Materials and methods: Seven scenarios, representative of
common situations in orthopedics and traumatology, were presented
to ChatGPT version 4.0 to obtain advice. These scenarios and
ChatGPT̓s responses were then evaluated by 68 expert orthopedists
(67 males, 1 female; mean age: 37.9±5.9 years; range, 30 to 59 years),
40 of whom had at least four years of orthopedic experience, while
28 were associate or full professors. Expert orthopedists used a
rubric on a scale of 1 to 5 to evaluate ChatGPTʼs advice based on
accuracy, applicability, comprehensiveness, and clarity. Those who
gave ChatGPT a score of 4 or higher considered its performance as
above average or excellent.
Results: In all scenarios, the median evaluation scores were
at least 4 across accuracy, applicability, comprehensiveness,
and communication.
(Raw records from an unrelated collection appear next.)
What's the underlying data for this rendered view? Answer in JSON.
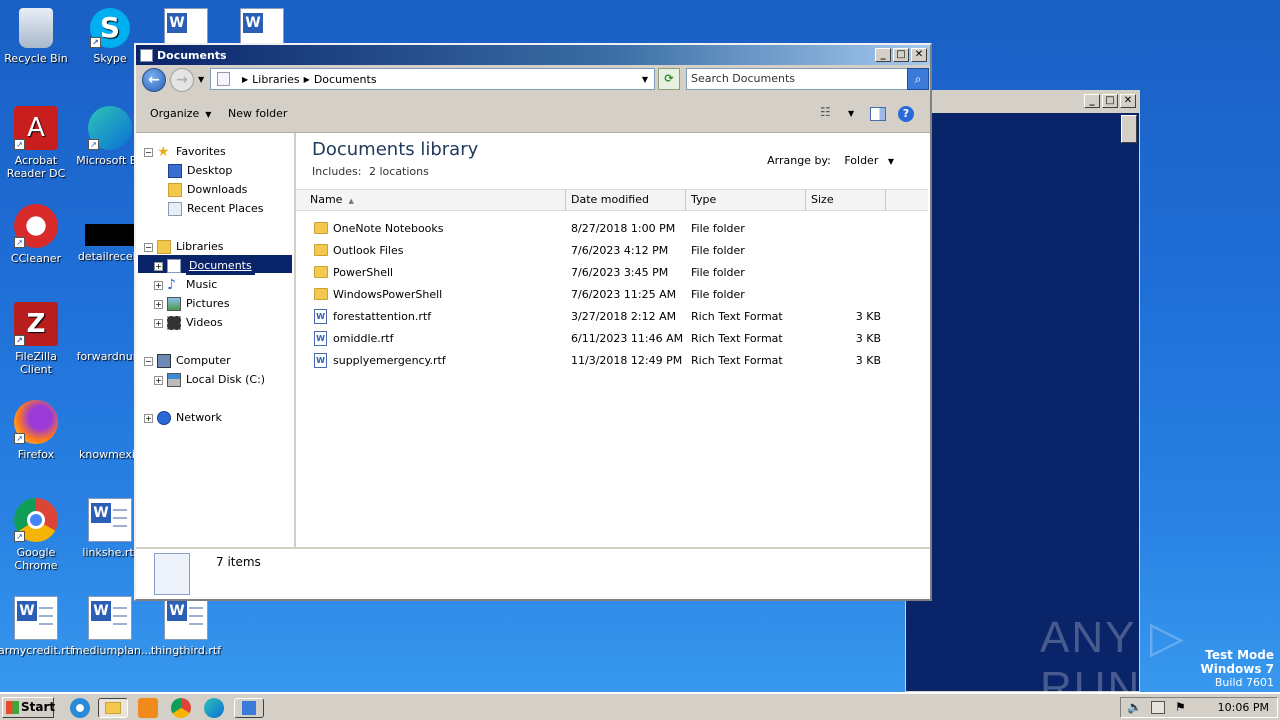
{
  "desktop": {
    "icons": [
      {
        "label": "Recycle Bin"
      },
      {
        "label": "Skype"
      },
      {
        "label": "Acrobat Reader DC"
      },
      {
        "label": "Microsoft Ed"
      },
      {
        "label": "CCleaner"
      },
      {
        "label": "detailreceiv"
      },
      {
        "label": "FileZilla Client"
      },
      {
        "label": "forwardnum"
      },
      {
        "label": "Firefox"
      },
      {
        "label": "knowmexic"
      },
      {
        "label": "Google Chrome"
      },
      {
        "label": "linkshe.rtf"
      },
      {
        "label": "armycredit.rtf"
      },
      {
        "label": "mediumplan..."
      },
      {
        "label": "thingthird.rtf"
      }
    ]
  },
  "window": {
    "title": "Documents",
    "buttons": {
      "minimize": "_",
      "maximize": "□",
      "close": "✕"
    }
  },
  "address": {
    "path": [
      "Libraries",
      "Documents"
    ],
    "search_placeholder": "Search Documents"
  },
  "toolbar": {
    "organize_label": "Organize",
    "new_folder_label": "New folder"
  },
  "nav": {
    "favorites": "Favorites",
    "desktop": "Desktop",
    "downloads": "Downloads",
    "recent_places": "Recent Places",
    "libraries": "Libraries",
    "documents": "Documents",
    "music": "Music",
    "pictures": "Pictures",
    "videos": "Videos",
    "computer": "Computer",
    "local_disk": "Local Disk (C:)",
    "network": "Network"
  },
  "content": {
    "title": "Documents library",
    "includes_label": "Includes:",
    "includes_value": "2 locations",
    "arrange_label": "Arrange by:",
    "arrange_value": "Folder",
    "columns": {
      "name": "Name",
      "date": "Date modified",
      "type": "Type",
      "size": "Size"
    },
    "files": [
      {
        "name": "OneNote Notebooks",
        "date": "8/27/2018 1:00 PM",
        "type": "File folder",
        "size": "",
        "kind": "folder"
      },
      {
        "name": "Outlook Files",
        "date": "7/6/2023 4:12 PM",
        "type": "File folder",
        "size": "",
        "kind": "folder"
      },
      {
        "name": "PowerShell",
        "date": "7/6/2023 3:45 PM",
        "type": "File folder",
        "size": "",
        "kind": "folder"
      },
      {
        "name": "WindowsPowerShell",
        "date": "7/6/2023 11:25 AM",
        "type": "File folder",
        "size": "",
        "kind": "folder"
      },
      {
        "name": "forestattention.rtf",
        "date": "3/27/2018 2:12 AM",
        "type": "Rich Text Format",
        "size": "3 KB",
        "kind": "rtf"
      },
      {
        "name": "omiddle.rtf",
        "date": "6/11/2023 11:46 AM",
        "type": "Rich Text Format",
        "size": "3 KB",
        "kind": "rtf"
      },
      {
        "name": "supplyemergency.rtf",
        "date": "11/3/2018 12:49 PM",
        "type": "Rich Text Format",
        "size": "3 KB",
        "kind": "rtf"
      }
    ]
  },
  "details": {
    "count": "7 items"
  },
  "taskbar": {
    "start_label": "Start",
    "clock": "10:06 PM"
  },
  "watermark": {
    "text": "ANY ▷ RUN"
  },
  "testmode": {
    "line1": "Test Mode",
    "line2": "Windows 7",
    "line3": "Build 7601"
  }
}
As for mean scores, accuracy was
the highest-rated dimension at 4.2±0.8, while mean
comprehensiveness was slightly lower at 3.9±0.8. Orthopedist
characteristics, such as academic title and prior use of ChatGPT,
did not influence their evaluation (all p>0.05). Across all
scenarios, ChatGPT demonstrated an accuracy of 79.8%, with
applicability at 75.2%, comprehensiveness at 70.6%, and a 75.6%
rating for communication clarity.
Conclusion: This study emphasizes ChatGPT̓s strengths in
accuracy and applicability for home care after orthopedic
intervention but underscores a need for improved
comprehensiveness. This focused evaluation not only sheds light
on ChatGPT̓s potential in specialized medical advice but also
suggests its potential to play a broader role in the advancement
of public health.
Keywords: ChatGPT, expert evaluation, large language models, medical
consultation, orthopedic interventions, rubric.